En ese rastreo del pasado de Rudolf Höss, hay, inevitablemente, una
indagación en los orígenes del nazismo. Y el autor confirma que Höss,
como el propio Hitler, fue un desarraigado que encontró lo más parecido a
una familia entre sus camaradas de armas. Y en la investigación sobre
la vida privada del asesino, nos topamos con el curioso personaje de su
mujer, Hedwig, a la que algunos prisioneros, empleados en el chalet
familiar anexo al campo, llamaban el 'Ángel de Auschwitz'; o con el hecho de que otro llegó a hacer un avión de madera para uno de los hijos.
"Hay que tener en cuenta", explica Harding la aparente incongruencia,
"que fueron muy pocos los prisioneros que entraron en contacto con la
familia, y éstos eran escogidos; eran más prisioneros políticos que
judíos.
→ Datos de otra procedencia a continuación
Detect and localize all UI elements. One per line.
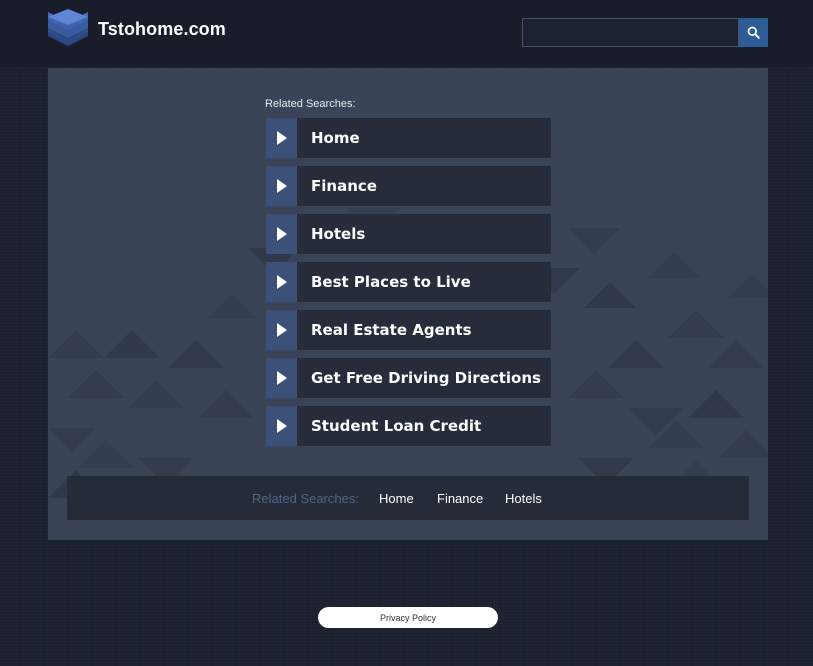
link-text-box: Get Free Driving Directions [297, 358, 551, 398]
bottom-link-home[interactable]: Home [379, 491, 414, 506]
play-arrow-icon [276, 227, 287, 241]
link-arrow-box [266, 262, 297, 302]
link-text-box: Hotels [297, 214, 551, 254]
related-search-link-hotels[interactable]: Hotels [266, 214, 551, 254]
link-text-box: Finance [297, 166, 551, 206]
link-arrow-box [266, 310, 297, 350]
related-search-link-home[interactable]: Home [266, 118, 551, 158]
link-label: Real Estate Agents [311, 321, 472, 339]
related-search-link-finance[interactable]: Finance [266, 166, 551, 206]
search-button[interactable] [739, 18, 768, 47]
related-search-link-driving-directions[interactable]: Get Free Driving Directions [266, 358, 551, 398]
privacy-policy-button[interactable]: Privacy Policy [318, 607, 498, 628]
related-searches-label: Related Searches: [265, 98, 356, 110]
play-arrow-icon [276, 323, 287, 337]
link-label: Get Free Driving Directions [311, 369, 541, 387]
related-search-link-best-places[interactable]: Best Places to Live [266, 262, 551, 302]
related-search-list: Home Finance Hotels Best Places to Live … [266, 118, 551, 454]
link-text-box: Home [297, 118, 551, 158]
site-title[interactable]: Tstohome.com [98, 19, 226, 40]
link-label: Hotels [311, 225, 366, 243]
link-label: Student Loan Credit [311, 417, 482, 435]
play-arrow-icon [276, 179, 287, 193]
link-arrow-box [266, 358, 297, 398]
stacked-layers-icon[interactable] [47, 8, 89, 52]
link-arrow-box [266, 166, 297, 206]
play-arrow-icon [276, 275, 287, 289]
play-arrow-icon [276, 419, 287, 433]
link-arrow-box [266, 118, 297, 158]
related-search-link-real-estate[interactable]: Real Estate Agents [266, 310, 551, 350]
link-text-box: Real Estate Agents [297, 310, 551, 350]
play-arrow-icon [276, 131, 287, 145]
link-label: Best Places to Live [311, 273, 471, 291]
play-arrow-icon [276, 371, 287, 385]
search-input[interactable] [522, 18, 739, 47]
link-text-box: Best Places to Live [297, 262, 551, 302]
link-label: Finance [311, 177, 377, 195]
bottom-related-bar: Related Searches: Home Finance Hotels [67, 476, 749, 520]
link-text-box: Student Loan Credit [297, 406, 551, 446]
link-arrow-box [266, 214, 297, 254]
bottom-link-hotels[interactable]: Hotels [505, 491, 542, 506]
header: Tstohome.com [0, 0, 813, 67]
related-search-link-student-loan[interactable]: Student Loan Credit [266, 406, 551, 446]
bottom-related-label: Related Searches: [252, 491, 359, 506]
link-arrow-box [266, 406, 297, 446]
search-icon [747, 26, 760, 39]
link-label: Home [311, 129, 360, 147]
main-panel: Related Searches: Home Finance Hotels Be… [48, 68, 768, 540]
bottom-link-finance[interactable]: Finance [437, 491, 483, 506]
El caso de cuatro o seis no cuenta frente a los horrores
sufridos por cientos de miles. Y ese 'Ángel de Auschwitz' era la misma
mujer que se quiso quedar con un chalet que le gustaba, sabiendo lo que
ocurría al lado. La mujer de Höss creía firmemente en los ideales nazis".
Por cierto, que fue Hedwig la que acabó cantando el paradero de su
siniestro marido, escondido con falsa identidad tras la derrota militar
del nazismo. Lo hizo ante la convincente amenaza de Hanns de que se
llevarían a su hijo mayor a Siberia y no volvería a verlo. Unas horas
después, Rudolf Höss tenía metida en la boca la pistola de Hanns Alexander.
Faltaba comprobar su verdadera identidad; lo que se logró cuando se
pudieron ver los nombres -Rudolf y Hedwig- que había grabados en su
anillo de bodas, y que Höss sólo accedió a quitarse ante otra amenaza de
Hanns, la de cortarle el dedo, que profirió con el correspondiente
cuchillo en la mano.
Antes de llevársele detenido, la veintena larga de soldados que
acompañaban a Hanns, bastantes de ellos judíos, propinaron al Kommandant
una paliza que tuvo que detener el médico del grupo ante el peligro de
que no saliera vivo. Y antes de ser entregado a las autoridades
británicas, Rudolf sufrió un interrogatorio en el que conoció los
efectos de su propio látigo, manejado por Hanns. Nadie dijo que ésta fuera una historia edificante.